First, while Dmitry Medvedev was Russia’s president, from 2008 to 2012, the reset accomplished quite a bit. He and Obama signed the New START nuclear arms treaty, which both countries still honor. Medvedev canceled the sale of advanced air-defense missiles to Iran, even refunding the cash, which Tehran had paid upfront. (Without those missiles, U.S. or Israeli jets could easily have attacked Iran’s nuclear reactors, a fact that may have driven Tehran to negotiate the nuclear deal.) The reset screeched to a halt, then went into reverse, after Putin regained control of the Kremlin—and this happened not because Medvedev got along better with the Americans, or because Putin got along worse, but rather because the two Russian leaders had different concepts of their country’s interests.
Second, and more to the point, the idea that Obama and Clinton failed (to the degree they failed) because they lacked “energy or chemistry” is absurd on two levels. On the matter of “energy,” whatever one thinks of Obama’s time in office, no one could fault him for fatigue or laziness; he worked as hard as anyone, and in his eight years as president, he made 52 foreign trips to 58 countries. Clinton visited 112 countries, more than any secretary of state in history.
As for “chemistry,” Trump comes full circle to his assumption that international relations and personal relations are one and the same—that negotiations and policies succeed or fail because the two leaders do or do not click. This is Trump’s biggest fallacy. And it could get him—and all of us—into serious trouble. Does he believe his forthcoming talks with Kim Jong-un will succeed if they get along—if Trump’s charms throw him into a spell or, conversely, if Trump’s brazen power makes him quake in the knees? If so, he should figure out some excuse to cancel the trip.

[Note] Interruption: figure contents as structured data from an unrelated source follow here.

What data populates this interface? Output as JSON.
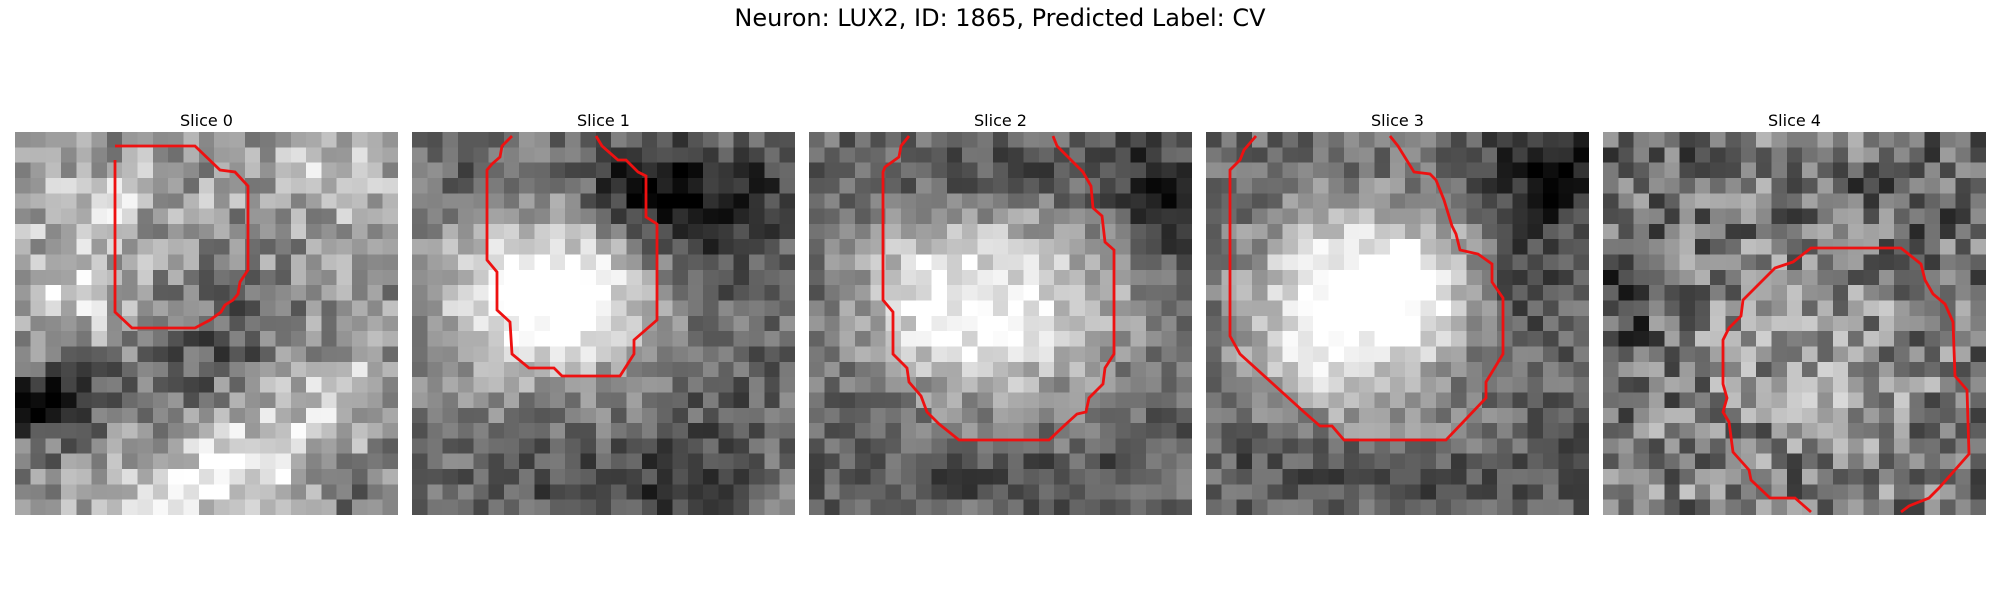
{
  "figure": {
    "suptitle": "Neuron: LUX2, ID: 1865, Predicted Label: CV",
    "contour_color": "#ee1111",
    "colormap": "gray",
    "panels": [
      {
        "title": "Slice 0"
      },
      {
        "title": "Slice 1"
      },
      {
        "title": "Slice 2"
      },
      {
        "title": "Slice 3"
      },
      {
        "title": "Slice 4"
      }
    ]
  }
}
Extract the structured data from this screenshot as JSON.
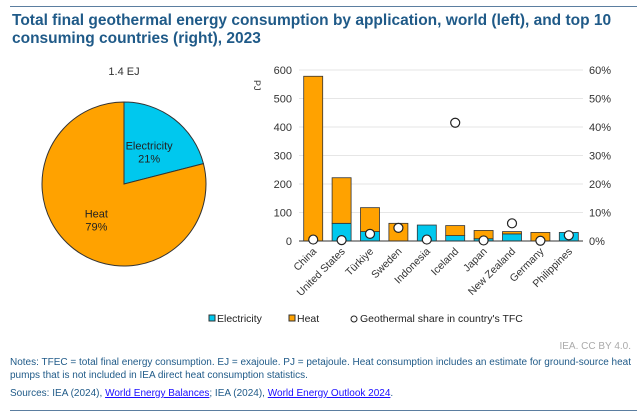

Finally, “PEACE THROUGH STRENGTH!” This is a Republican bromide, but in this context, it’s even more vague than usual. Where is the “strength” in Trump’s nice-talk with Putin? And strength spawns peace only if the strong leader knows what kind of peace he or she wants and how to use force as a diplomatic lever to get there. Trump shows no signs of knowing how to do this. Like many sentences that he tweets in all caps with an exclamation point, it’s a bit of empty theater, nothing more.
Trump is the Willy Loman of foreign policy. He thinks, as does the tragic traveling salesman of Arthur Miller’s play, that “personality always wins the day” and “a smile and a shoeshine” are more important than having something to sell that customers want. And unlike Willy, who at least used to be the No. 1 man in his neck of the woods, Trump has never known the territory of global politics—and he doesn’t know that he needs to learn its contours. He doesn’t even know what he’s selling. He doesn’t know the values or interests of his own nation.